This D-Day Veterans In Trucking Is Remembering those on the frontlines of freeing the world from tyranny and oppression. We wanted our audience to hear from the Allied Heroes in their words:
Capt. George Montgomery, with the 82nd Airborne, wrote about his D-Day experiences to his fiancée Arline:
My chute was on fire from tracer bullets when I landed — right in front of a machine gun emplacement. I cut out of my harness & crawled for a couple of hours with bullets whistling past my ears, coming from seemingly every direction….
We have had mail brought to us twice and have been permitted to write twice. Both mail calls brought me letters from you Arline — & I could have wept with joy & relief to hear from you & that you were still of a mind to be Mrs. G. Montgomery one of these days.
- Montgomery returned home to Iowa after the war and married Arline in 1946.
Shortly before D-Day, 2nd Lt.
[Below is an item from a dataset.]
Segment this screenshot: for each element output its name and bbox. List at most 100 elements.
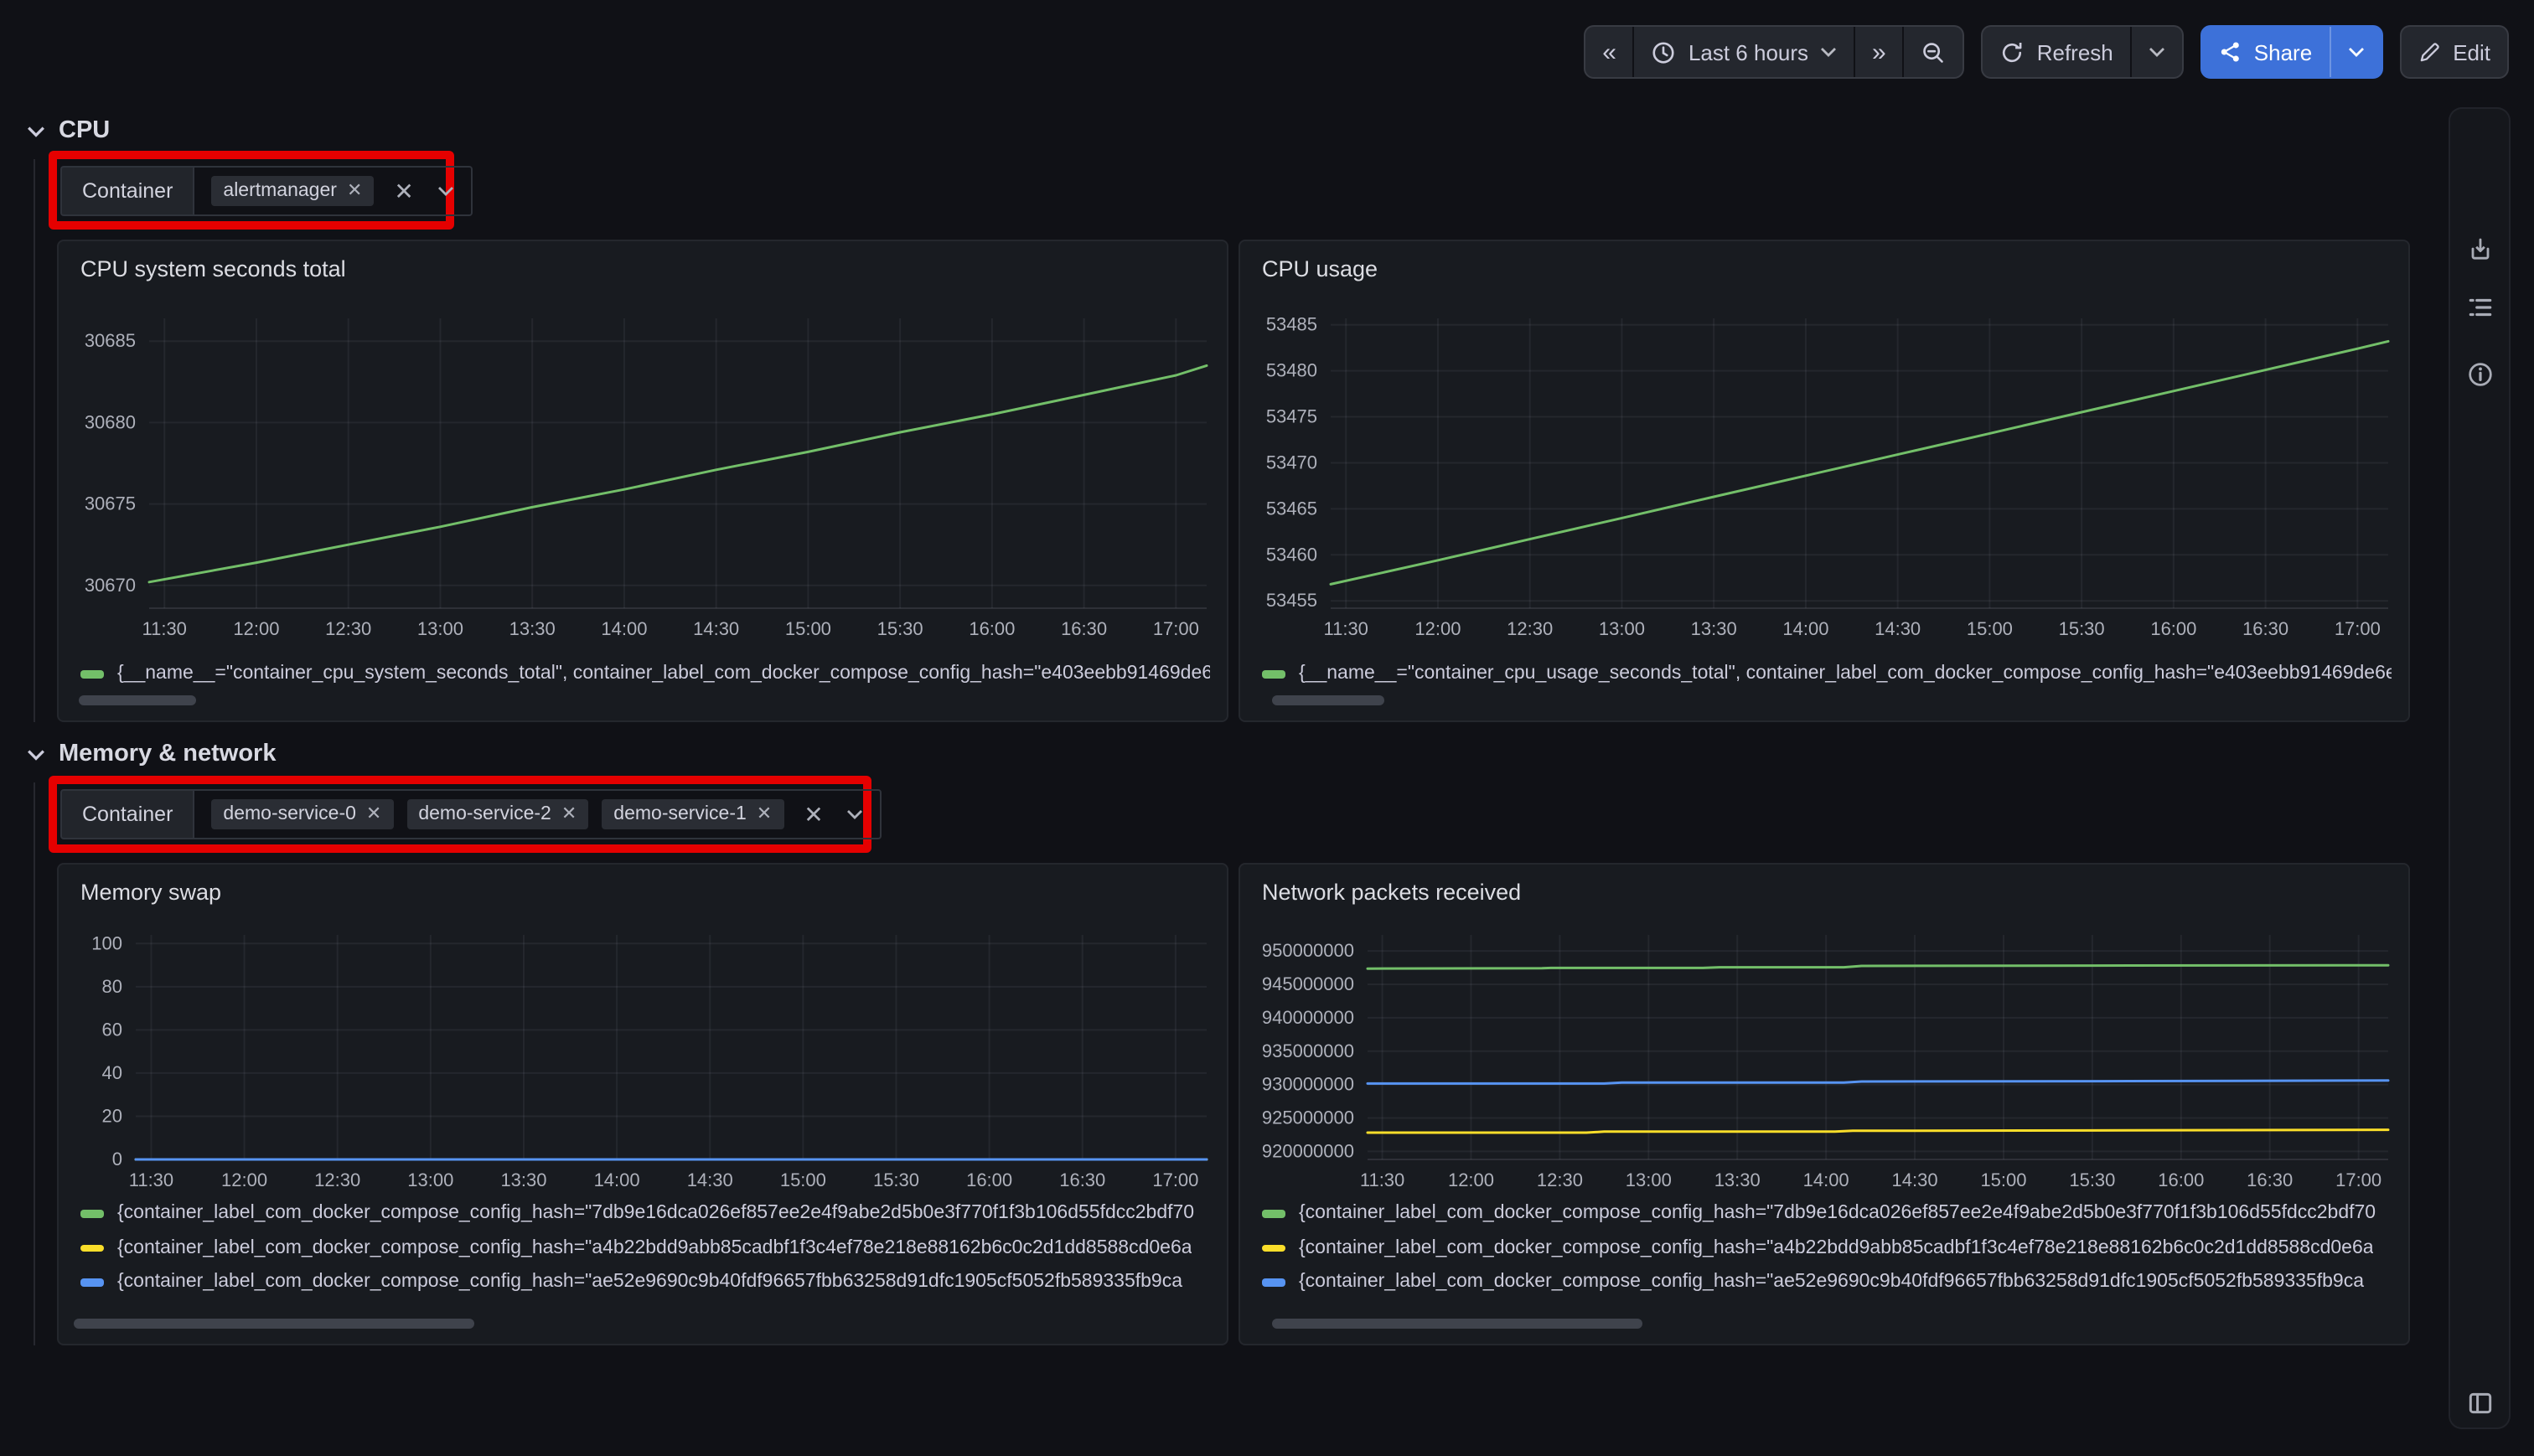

Jack Lundberg Wrote A Good Bye Letter to His Parents telling them that the fight is worth the sacrifice for the United States:
Now that I am actually here, I see that the chances of my returning to all of you are quite slim, therefore I want to write this letter now while I am yet able.
I want you to know how much I love each of you. You mean everything to me, and it is the realization of your love that gives me the courage to continue…. I have requested that this letter be forwarded only in the event I do not return.
You have had many times more than your share of illness and deaths in the family — still you have continued to exemplify what true parents should.
I am sorry to add to your grief — but at all times, realize that my thoughts are of you constantly and that I feel that in some small way I am helping to bring this wasteful war to a conclusion. We of the United States have something to fight for — never more fully have I realized that. There just is no other country with comparable wealth, advancement, or standard of living. The U.S.A. is worth a sacrifice! Remember always that I love you each most fervently and I am proud of you. Consider Mary, my wife, as having taken my place in the family circle and watch over each other.
Love to my family, Jack
- Two and a half weeks after D-Day, Lundberg was the lead navigator on a B-17 flying over Abbeville, France, that was hit by German anti-aircraft fire, burst into flames and crashed. Lundberg was killed.
P-47 pilot Capt. George Rarey found out before D-Day that he was a father, and wrote this letter:
Junie!… Got back from a mission at 4 o’clock this afternoon & … what did I see? The Deacon waving at me as I walked up the road to the shack. A small yellow envelope — I thought it was a little early, but I quit breathing completely until the wonderful news unfolded — A Son! Darling, Junie! … I’m so proud of you, I’m beside myself….
Junie, if this letter makes no sense forget it — I’m sort of delirious. This iron hut looks like a castle — I’m a father. I have a son!
- Rarey’s P-47 was shot down a couple weeks after D-Day while supporting ground troops. He died without seeing his son.